コレクションも、レンブランドを始め、モネ、ルノワール、ピカソから、尾形光琳、長谷川等伯などそうそうたる作品を所蔵しており、マーク・ロスコの作品のみが展示されたロスコ・ルームは特に有名です。
さて、今回はレオナール・フジタ(藤田嗣治)の展覧会。今年は生誕130年ということもあり、いくつかの展覧会が開催されています。藤田嗣治が好きな私にとってはうれしい限り。当然、府中美術館に続いて訪問してきました。
府中美術館の藤田嗣治展が、彼の人生を作品を通して振り返っていく構成でしたが、今回の展覧会は彼の絵の「モデル」にスポットをあてています。

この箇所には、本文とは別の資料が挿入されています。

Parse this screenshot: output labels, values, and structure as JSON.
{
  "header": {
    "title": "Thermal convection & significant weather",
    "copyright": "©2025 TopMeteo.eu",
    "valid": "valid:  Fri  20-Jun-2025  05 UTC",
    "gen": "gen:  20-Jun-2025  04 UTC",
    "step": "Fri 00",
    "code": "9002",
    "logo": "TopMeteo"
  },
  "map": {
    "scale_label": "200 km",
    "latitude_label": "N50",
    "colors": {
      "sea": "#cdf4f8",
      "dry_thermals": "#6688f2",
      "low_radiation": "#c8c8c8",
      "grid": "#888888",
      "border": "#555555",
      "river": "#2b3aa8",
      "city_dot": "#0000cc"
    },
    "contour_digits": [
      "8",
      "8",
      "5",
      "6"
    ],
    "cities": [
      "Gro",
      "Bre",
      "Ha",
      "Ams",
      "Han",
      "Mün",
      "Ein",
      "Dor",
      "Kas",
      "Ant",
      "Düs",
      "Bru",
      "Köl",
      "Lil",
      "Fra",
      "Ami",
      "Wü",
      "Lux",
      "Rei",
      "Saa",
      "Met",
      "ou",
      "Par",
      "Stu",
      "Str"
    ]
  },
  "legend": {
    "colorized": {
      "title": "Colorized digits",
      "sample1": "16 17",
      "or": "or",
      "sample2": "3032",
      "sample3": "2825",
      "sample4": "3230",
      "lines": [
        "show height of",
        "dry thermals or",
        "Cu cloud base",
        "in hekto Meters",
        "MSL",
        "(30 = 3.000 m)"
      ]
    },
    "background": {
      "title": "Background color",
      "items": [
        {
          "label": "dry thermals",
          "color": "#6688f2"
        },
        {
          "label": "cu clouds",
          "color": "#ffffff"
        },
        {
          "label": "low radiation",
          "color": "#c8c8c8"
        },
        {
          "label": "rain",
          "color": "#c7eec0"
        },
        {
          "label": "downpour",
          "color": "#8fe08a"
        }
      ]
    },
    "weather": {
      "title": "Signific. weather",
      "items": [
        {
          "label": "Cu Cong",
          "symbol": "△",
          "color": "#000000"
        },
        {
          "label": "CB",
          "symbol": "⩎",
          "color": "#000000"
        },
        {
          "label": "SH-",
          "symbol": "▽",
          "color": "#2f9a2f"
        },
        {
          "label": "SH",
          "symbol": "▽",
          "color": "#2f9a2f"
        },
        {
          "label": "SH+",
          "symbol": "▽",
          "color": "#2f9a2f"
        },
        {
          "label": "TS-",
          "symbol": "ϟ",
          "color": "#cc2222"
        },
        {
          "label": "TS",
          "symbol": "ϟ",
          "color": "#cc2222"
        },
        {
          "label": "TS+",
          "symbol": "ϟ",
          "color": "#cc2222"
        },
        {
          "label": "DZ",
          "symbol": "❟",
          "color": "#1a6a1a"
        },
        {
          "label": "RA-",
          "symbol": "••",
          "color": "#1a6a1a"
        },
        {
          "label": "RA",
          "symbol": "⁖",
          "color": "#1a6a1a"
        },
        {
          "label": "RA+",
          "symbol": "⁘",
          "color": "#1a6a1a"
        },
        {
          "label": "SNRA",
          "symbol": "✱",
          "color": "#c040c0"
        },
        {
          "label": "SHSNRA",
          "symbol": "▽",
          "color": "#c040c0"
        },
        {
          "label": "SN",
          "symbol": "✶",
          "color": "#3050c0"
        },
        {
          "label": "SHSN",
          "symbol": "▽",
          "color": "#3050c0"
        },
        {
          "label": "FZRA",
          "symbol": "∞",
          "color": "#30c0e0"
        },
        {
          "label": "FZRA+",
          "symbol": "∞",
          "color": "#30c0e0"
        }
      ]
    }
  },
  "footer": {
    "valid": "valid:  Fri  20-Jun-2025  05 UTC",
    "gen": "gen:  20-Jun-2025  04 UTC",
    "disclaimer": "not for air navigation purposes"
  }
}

エコール・ド・パリ時代に『乳白色の肌』という代名詞があったように、人物画は藤田嗣治にとって重要な部分ですので面白いテーマだと思います。また、彼はその時代のパートナーをモデルとして描いていることもあるので、「モデル」にスポットをあてる=彼の人生を振り返ることにもなるのですが。
初期の作品からその時々のエピソードと一緒に絵を振り返って行きます。
初期の絵は、いわゆる『乳白色の肌』として有名になった画風との大きな違いが興味深いです。

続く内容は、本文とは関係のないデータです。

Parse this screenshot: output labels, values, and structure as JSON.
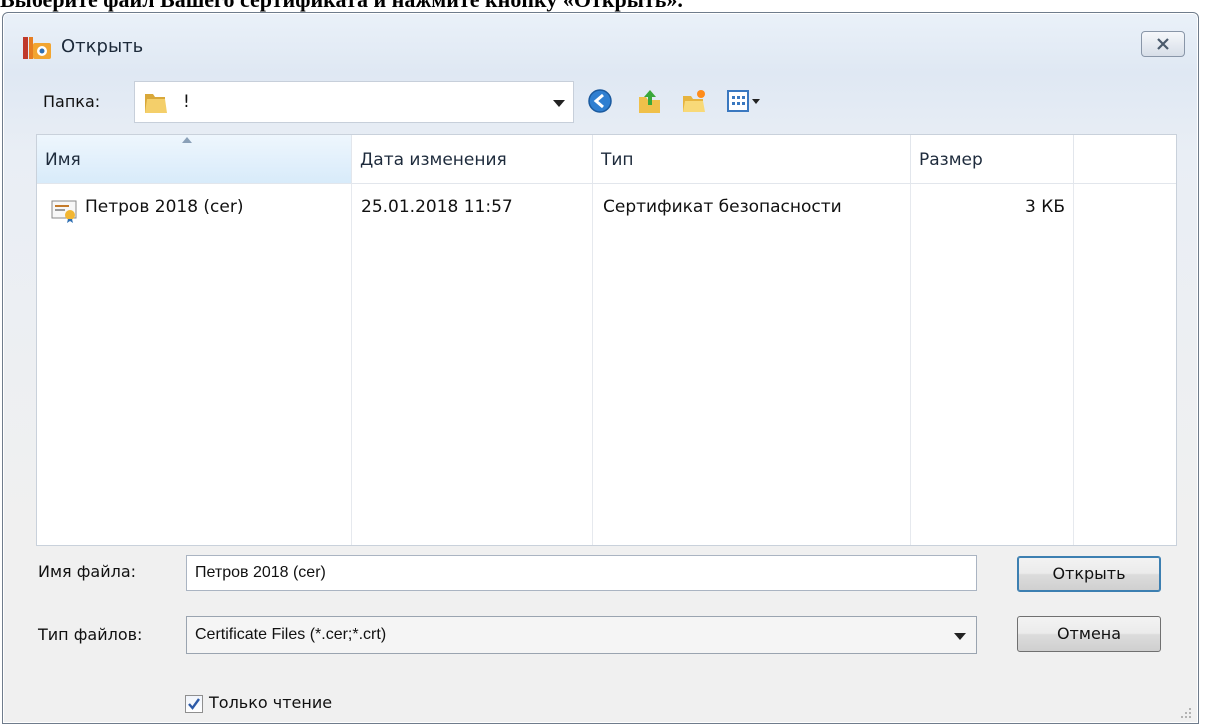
{
  "caption": "Выберите файл Вашего сертификата и нажмите кнопку «Открыть».",
  "window": {
    "title": "Открыть",
    "close_icon": "close-icon"
  },
  "toolbar": {
    "folder_label": "Папка:",
    "folder_value": "!",
    "buttons": [
      "back-icon",
      "up-folder-icon",
      "new-folder-icon",
      "view-menu-icon"
    ]
  },
  "file_list": {
    "columns": [
      "Имя",
      "Дата изменения",
      "Тип",
      "Размер"
    ],
    "rows": [
      {
        "name": "Петров 2018 (cer)",
        "date": "25.01.2018 11:57",
        "type": "Сертификат безопасности",
        "size": "3 КБ"
      }
    ]
  },
  "form": {
    "filename_label": "Имя файла:",
    "filename_value": "Петров 2018 (cer)",
    "filetype_label": "Тип файлов:",
    "filetype_value": "Certificate Files (*.cer;*.crt)",
    "open_button": "Открыть",
    "cancel_button": "Отмена",
    "readonly_label": "Только чтение",
    "readonly_checked": true
  },
  "colors": {
    "accent": "#3c7fb1",
    "header_sorted": "#d8ebfa"
  }
}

エピソードとしては個人的は、まだ貧乏だった時代のキキとのエピソードが好きでした。あと、パンフレットのイメージにも使われている絵のエピソードもあります。このモデルは貴族の血をひく小説家の女性なのですが、絵を書いている途中で、「私はもっと目が大きくて美人だ」とクレームをつけられて未完に終わったそうです。
そう聞くとなんとなく、藤田が気分のってないのかなと感じたりしました。
4つの大きな壁画「ライオンのいる構図」「犬のいる構図」「争闘 I」「争闘 II」もフランスから渡ってきて展示されています。多くの人物、動などが描かれた群像図なのですが、どれも初めて見た作品で、ソフォに座ってゆっくり観賞をすることができました。

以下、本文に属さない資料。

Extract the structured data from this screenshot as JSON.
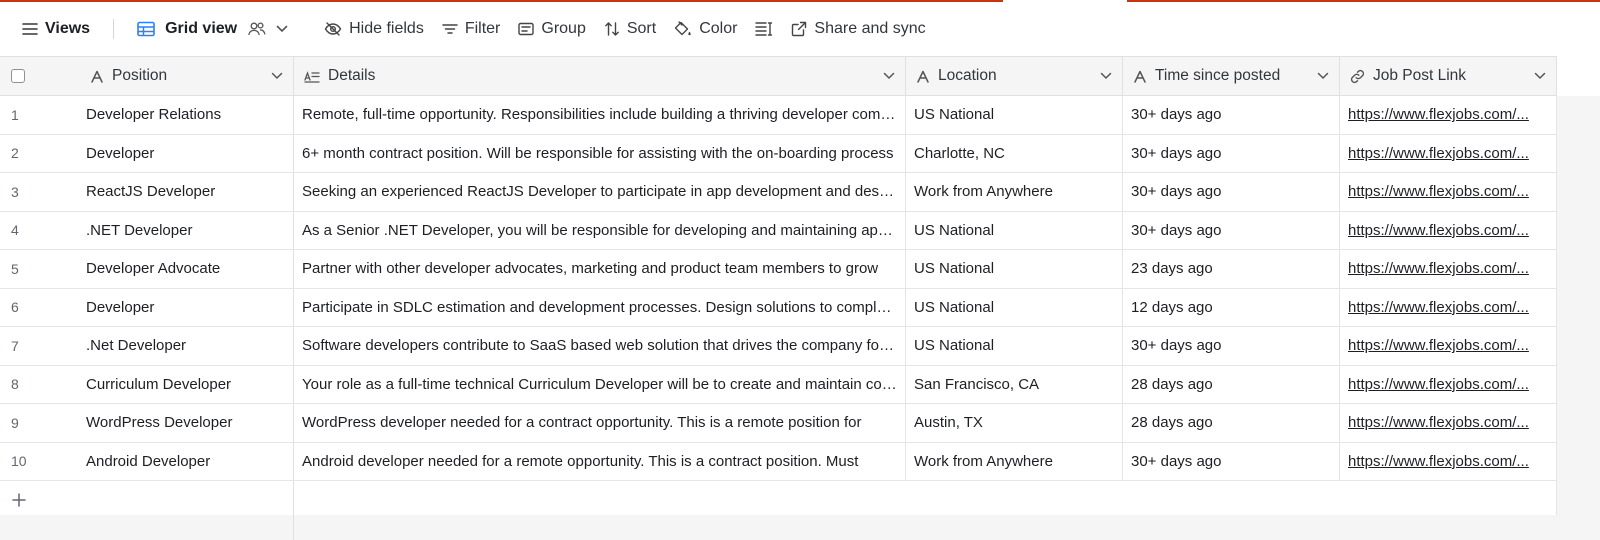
{
  "toolbar": {
    "views_label": "Views",
    "grid_view_label": "Grid view",
    "hide_fields_label": "Hide fields",
    "filter_label": "Filter",
    "group_label": "Group",
    "sort_label": "Sort",
    "color_label": "Color",
    "share_label": "Share and sync"
  },
  "columns": {
    "position": "Position",
    "details": "Details",
    "location": "Location",
    "time": "Time since posted",
    "link": "Job Post Link"
  },
  "rows": [
    {
      "num": "1",
      "position": "Developer Relations",
      "details": "Remote, full-time opportunity. Responsibilities include building a thriving developer community",
      "location": "US National",
      "time": "30+ days ago",
      "link": "https://www.flexjobs.com/..."
    },
    {
      "num": "2",
      "position": "Developer",
      "details": "6+ month contract position. Will be responsible for assisting with the on-boarding process",
      "location": "Charlotte, NC",
      "time": "30+ days ago",
      "link": "https://www.flexjobs.com/..."
    },
    {
      "num": "3",
      "position": "ReactJS Developer",
      "details": "Seeking an experienced ReactJS Developer to participate in app development and design",
      "location": "Work from Anywhere",
      "time": "30+ days ago",
      "link": "https://www.flexjobs.com/..."
    },
    {
      "num": "4",
      "position": ".NET Developer",
      "details": "As a Senior .NET Developer, you will be responsible for developing and maintaining applications",
      "location": "US National",
      "time": "30+ days ago",
      "link": "https://www.flexjobs.com/..."
    },
    {
      "num": "5",
      "position": "Developer Advocate",
      "details": "Partner with other developer advocates, marketing and product team members to grow",
      "location": "US National",
      "time": "23 days ago",
      "link": "https://www.flexjobs.com/..."
    },
    {
      "num": "6",
      "position": "Developer",
      "details": "Participate in SDLC estimation and development processes. Design solutions to complex problems",
      "location": "US National",
      "time": "12 days ago",
      "link": "https://www.flexjobs.com/..."
    },
    {
      "num": "7",
      "position": ".Net Developer",
      "details": "Software developers contribute to SaaS based web solution that drives the company forward",
      "location": "US National",
      "time": "30+ days ago",
      "link": "https://www.flexjobs.com/..."
    },
    {
      "num": "8",
      "position": "Curriculum Developer",
      "details": "Your role as a full-time technical Curriculum Developer will be to create and maintain content",
      "location": "San Francisco, CA",
      "time": "28 days ago",
      "link": "https://www.flexjobs.com/..."
    },
    {
      "num": "9",
      "position": "WordPress Developer",
      "details": "WordPress developer needed for a contract opportunity. This is a remote position for",
      "location": "Austin, TX",
      "time": "28 days ago",
      "link": "https://www.flexjobs.com/..."
    },
    {
      "num": "10",
      "position": "Android Developer",
      "details": "Android developer needed for a remote opportunity. This is a contract position. Must",
      "location": "Work from Anywhere",
      "time": "30+ days ago",
      "link": "https://www.flexjobs.com/..."
    }
  ],
  "colors": {
    "accent": "#c8350f",
    "grid_icon": "#2d7ff9",
    "header_bg": "#f5f5f5",
    "border": "#dfe0e2"
  },
  "icons": {
    "views": "hamburger-icon",
    "grid": "grid-icon",
    "collaborators": "people-icon",
    "hide_fields": "eye-slash-icon",
    "filter": "filter-icon",
    "group": "group-icon",
    "sort": "sort-icon",
    "color": "paint-bucket-icon",
    "row_height": "row-height-icon",
    "share": "external-link-icon",
    "add": "plus-icon"
  }
}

ただ、藤田嗣治の作品が人物を描くときに、次第に筋肉が強調されるようになるのですが、個人的にはそれ以前にほうが好みだと再確認しました。
本展には、絵以外にも、渡仏したあと、日本に残った最初の奥さんに送っていた手紙、写真、雑誌なども展示されていて、彼の人となりも伺うことができます。特に、手紙には、小さい字でびっしり書かれていて、「やっぱり几帳面なんだ」と、勝手ながら納得させていただきました。
あと、彼の絵が焼き付けられた陶器も展示されていたのですが、これがおしゃれだった。ほしいなと思って、もしかしたらと、観覧後ミュージアムショップに行ったところ、陶器は売っていたんですが、自分がほしいとおもったデザインのものではなかった・・・。非常に残念でした。